What has she done to me? The Man in black thought in sudden panic. He had been doing this for centuries and always he had felt better, more powerful. He bolted to his feet and scrambled to the door. He kicked aside the drooling old woman and opened the front door blindly. The fresh air hit him like a wall and his legs turned to rubber. Hundreds of terrible images flashed like lightning before his eyes, yet he saw each one perfectly.
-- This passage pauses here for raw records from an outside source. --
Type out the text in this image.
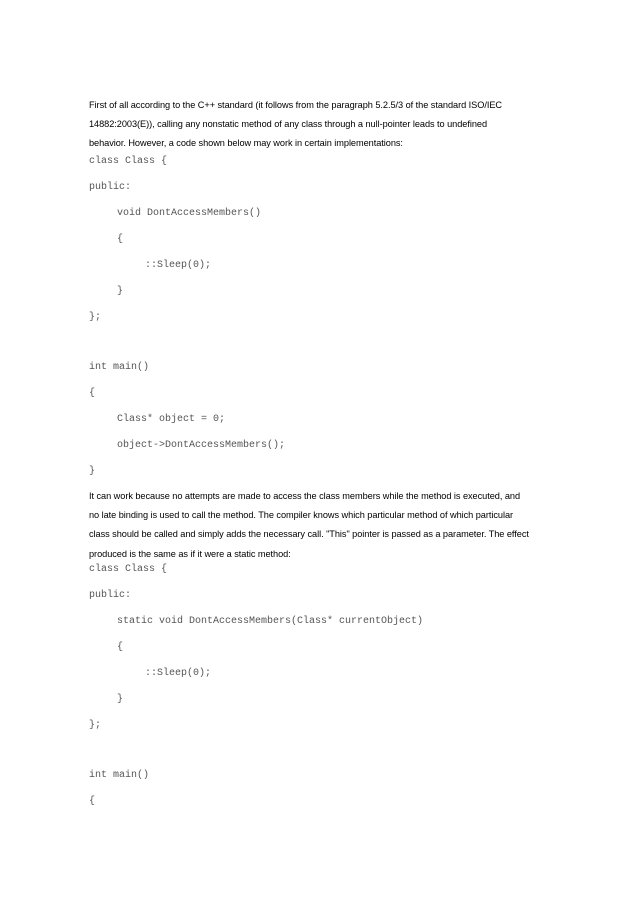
First of all according to the C++ standard (it follows from the paragraph 5.2.5/3 of the standard ISO/IEC
14882:2003(E)), calling any nonstatic method of any class through a null-pointer leads to undefined
behavior. However, a code shown below may work in certain implementations:
class Class {
public:
void DontAccessMembers()
{
::Sleep(0);
}
};
int main()
{
Class* object = 0;
object->DontAccessMembers();
}
It can work because no attempts are made to access the class members while the method is executed, and
no late binding is used to call the method. The compiler knows which particular method of which particular
class should be called and simply adds the necessary call. "This" pointer is passed as a parameter. The effect
produced is the same as if it were a static method:
class Class {
public:
static void DontAccessMembers(Class* currentObject)
{
::Sleep(0);
}
};
int main()
{
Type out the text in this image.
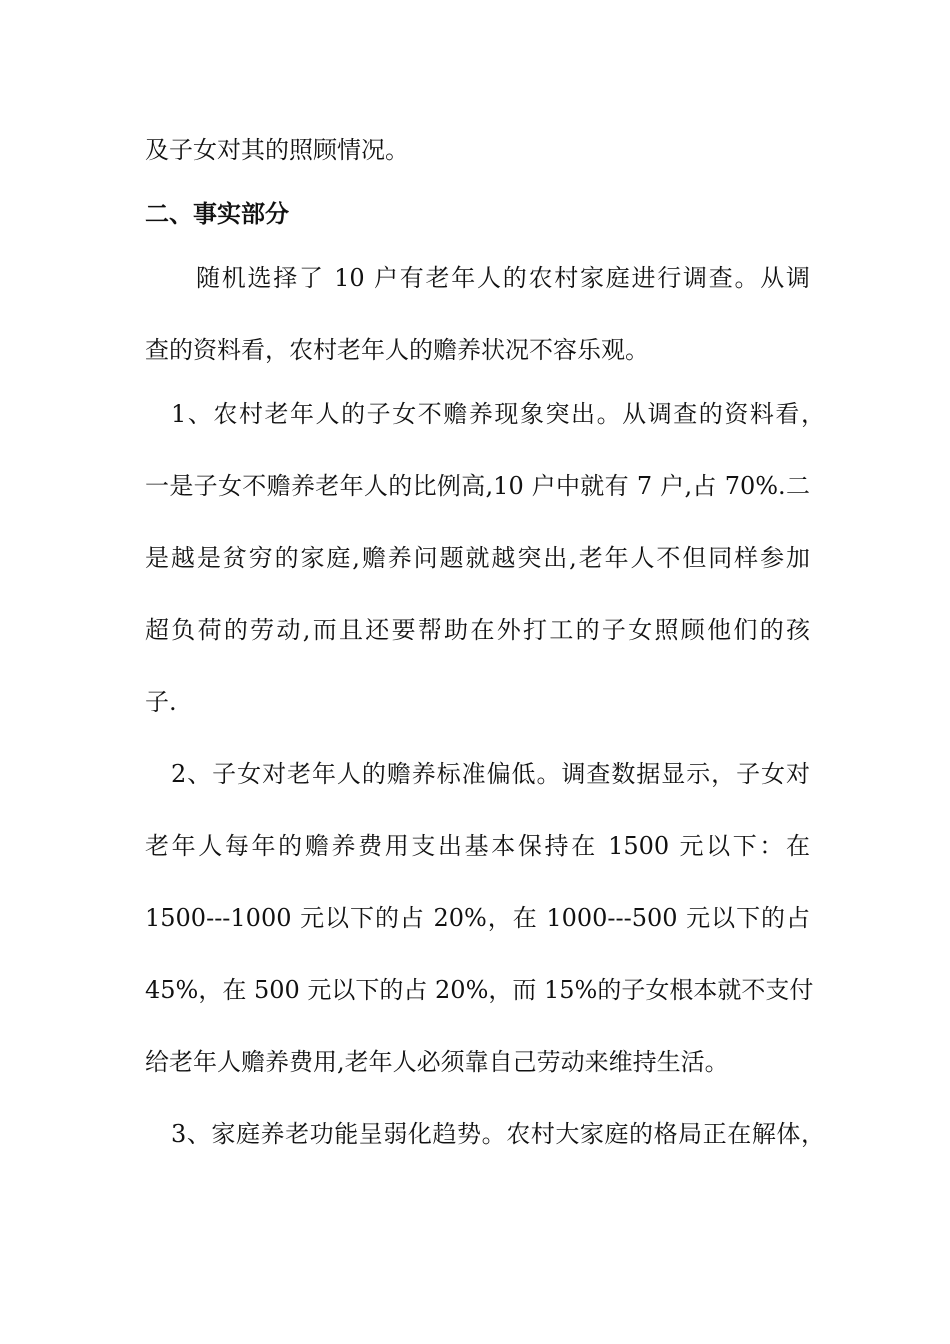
及子女对其的照顾情况。
二、事实部分
随机选择了 10 户有老年人的农村家庭进行调查。从调
查的资料看，农村老年人的赡养状况不容乐观。
1、农村老年人的子女不赡养现象突出。从调查的资料看，
一是子女不赡养老年人的比例高,10 户中就有 7 户,占 70%.二
是越是贫穷的家庭,赡养问题就越突出,老年人不但同样参加
超负荷的劳动,而且还要帮助在外打工的子女照顾他们的孩
子.
2、子女对老年人的赡养标准偏低。调查数据显示，子女对
老年人每年的赡养费用支出基本保持在 1500 元以下：在
1500---1000 元以下的占 20%，在 1000---500 元以下的占
45%，在 500 元以下的占 20%，而 15%的子女根本就不支付
给老年人赡养费用,老年人必须靠自己劳动来维持生活。
3、家庭养老功能呈弱化趋势。农村大家庭的格局正在解体，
He saw a young girl running down the stairs excitedly to find a Christmas tree with nothing underneath. She quietly sat down on the olive coloured couch and waited. When she heard a noise upstairs she ran excitedly towards it, she bumped into her mother halfway up the stairs; whom reeked of alcohol and stale cigarettes. ‘Mum’ the little girl cried, ‘where have you hidden the presents?’ Her mother looked at her uncaringly ‘Oh … sorry I forgot’. The image faded and was replaced by the same girl, a few year older now standing in a pool of blood as her mother cradled a small boy from which the blood was coming, and saying through a river of tears ‘Johnny?, Johnny?, wake up, mummy didn’t mean it’. The image faded again and this time was replaced by a woman much older now standing over a grave hidden half in shrub that had the names of her son, her mother, her father and her two brothers chiselled into the marble. And she knelt by it with her face in her hands, regretting giving them all a holiday that she could not come on. For they had been in a plane crash on their way to America. Dozens of tragic events shot through the man in blacks mind as he now writhed on the grass that turned to ash on his touch.
The man in black wept, he wept for the woman’s past that he now had as his own. He lay on the discoloured grass a changed man as the old woman lay on the stained carpet singing childishly to herself ‘The wheels on the bus’, for now she was free.